A CURA DO MAL DE ASAFE
Essa doença sempre fez
Vítimas entre o povo de Deus
O pós-modernismo, segundo Zygmunt BaumanI, autor de Ética pós-moderna,
caracteriza-se por ambivalência moral, nenhum código ético coerente, fim da
moralidade universal, moralidade contraditória, pluralismo moral, fragmentação da
verdade, personalismo moral, não reconhecimento de autoridade, ausência moral
do Estado, ressurreição do paroquialismo e do tribalismo, rejeição da
Revelação. Nesse ambiente filosófico, promove-se o surgimento de todo tipo de
pecados e aberrações, quer contra Deus, quer contra a sociedade, contra
instituições, contra a natureza e as pessoas. A mentira tornou-se o idioma do pragmatismo
de uma sociedade secularizada, ególatra e sensual. Roubar, seguido ou não de
morte da vítima, tornou-se prática comum dos que desejam sobreviver ou acumular
fortunas. Em uma das ruas do centro de Curitiba, uma família sem teto
preparava-se para dormir debaixo de uma marquise. Antes de se enrolarem em suas
pobres e empoeiradas cobertas, colocaram um pedaço de papelão, ajoelharam-se e
oraram antes de dormir. Cenas como essas nos lembram constantemente que o mal
já está maduro para ser punido e eliminado. Por isso, vem-nos à mente a
pergunta do vidente de Patmos: ''Até
quando, ó Soberano Senhor?" Não raras vezes, fazemos essa pergunta
diante das incertezas da vida: Até quando continuarei sendo um pobre honesto
vivendo no meio de ricos desonestos? Até quando continuarei fiel, mesmo sendo
injustiçado?
Nessas circunstâncias, a experiência vivida pelo poeta e músico sacro
Asafe torna-se uma grande ajuda. Consideremos o salmo 73 para descobrirmos o
mal que atormentou aquele compositor e como ele conseguiu cura definitiva para
sua alma.
O mal de Asafe2 - Asafe não era um mero musicista. Na verdade,
era um dos principais levitas. Cantor, compositor e músico instrumentista que
servia a Deus, junto com Jedutum e Hemã. I
Crônicas 25:5-6 informa que ele também serviu a Deus, como profeta, no
remado de Davi. Por ocasião do episódio do transporte da Arca, da casa de
Obede-Edom para a tenda armada por Davi, a fidelidade de Asafe motivou o rei a
promovê-Io a ministro da música. Seus instrumentos preferidos eram: harpa,
alaúde e címbalo.
Junto com quatro mil levitas, Asafe louvava continuamente ao Senhor.

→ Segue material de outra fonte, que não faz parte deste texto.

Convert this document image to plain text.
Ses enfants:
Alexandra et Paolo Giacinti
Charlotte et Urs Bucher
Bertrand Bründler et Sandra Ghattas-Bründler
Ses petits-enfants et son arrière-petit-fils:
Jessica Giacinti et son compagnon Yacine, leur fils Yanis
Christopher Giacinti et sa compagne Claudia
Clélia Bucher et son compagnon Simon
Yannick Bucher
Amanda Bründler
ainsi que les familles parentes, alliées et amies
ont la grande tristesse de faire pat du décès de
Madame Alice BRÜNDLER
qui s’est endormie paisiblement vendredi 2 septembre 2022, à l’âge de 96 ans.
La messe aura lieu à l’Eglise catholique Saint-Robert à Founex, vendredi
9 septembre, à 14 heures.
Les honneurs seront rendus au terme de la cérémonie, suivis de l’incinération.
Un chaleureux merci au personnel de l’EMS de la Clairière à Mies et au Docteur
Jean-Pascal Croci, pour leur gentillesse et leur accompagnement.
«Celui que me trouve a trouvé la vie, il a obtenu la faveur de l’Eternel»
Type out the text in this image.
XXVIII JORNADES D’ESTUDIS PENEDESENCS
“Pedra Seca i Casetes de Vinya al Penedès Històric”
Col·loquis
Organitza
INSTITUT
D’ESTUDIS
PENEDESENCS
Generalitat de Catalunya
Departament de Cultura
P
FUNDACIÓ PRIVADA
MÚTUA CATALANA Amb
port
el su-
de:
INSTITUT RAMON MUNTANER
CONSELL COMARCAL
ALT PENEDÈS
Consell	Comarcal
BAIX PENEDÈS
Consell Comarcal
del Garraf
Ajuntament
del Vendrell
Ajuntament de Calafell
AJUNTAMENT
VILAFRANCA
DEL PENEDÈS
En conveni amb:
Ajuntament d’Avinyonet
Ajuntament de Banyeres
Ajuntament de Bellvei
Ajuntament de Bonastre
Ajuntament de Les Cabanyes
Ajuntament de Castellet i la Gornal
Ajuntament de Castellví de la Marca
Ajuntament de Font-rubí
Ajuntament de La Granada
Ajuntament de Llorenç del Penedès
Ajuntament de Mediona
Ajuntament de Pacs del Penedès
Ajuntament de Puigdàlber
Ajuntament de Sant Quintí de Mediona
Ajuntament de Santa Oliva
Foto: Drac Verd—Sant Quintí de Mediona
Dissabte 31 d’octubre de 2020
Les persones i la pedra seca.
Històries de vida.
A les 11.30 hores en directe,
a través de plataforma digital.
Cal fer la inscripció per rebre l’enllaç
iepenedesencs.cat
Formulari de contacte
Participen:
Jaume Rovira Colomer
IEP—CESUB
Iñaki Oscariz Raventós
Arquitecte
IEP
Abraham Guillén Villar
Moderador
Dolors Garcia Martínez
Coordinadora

Liderou um grupo de 288 mestres da música, aos quais chamava seus filhos. Escreveu,
junto com eles, doze dos 150 salmos contidos na Bíblia. Ele conhecia a bondade
de Deus para com Israel. Asafe desfrutava da intimidade do rei e do seu
ambiente no palácio. Alguns pensam que foi dentro da casa real que começou a
sua crise, quando conheceu a prosperidade do ímpio Absalão. Mas parece que a
crise de Asafe tinha raízes mais profundas, pois ele sentava-se no lugar, não
do ímpio, mas do próprio Deus, que, segundo sua visão, era o protetor de toda a
impiedade.
A declaração de abertura do cântico, no verso 1:"Com efeito, Deus é bom para com Israel, para com os de coração
limpo" pode situar-se antes e depois da crise. Asafe diz no verso 2: "Quanto a mim, porém, quase me
resvalaram os pés; pouco faltou para que se desviassem os meus passos. Pois eu
invejava os arrogantes, ao ver a prosperidade dos perversos:' Para
Asafe, os ímpios não tinham preocupações, não enfrentavam problemas de ordem
financeira, nem pareciam sofrer de enfermidades. Erguiam-se em sua violência
contra os pobres, e sua altivez era dirigida contra Deus, com ar de ironia,
fazendo pouco caso da existência do Senhor e da Sua justiça (versos 4-13).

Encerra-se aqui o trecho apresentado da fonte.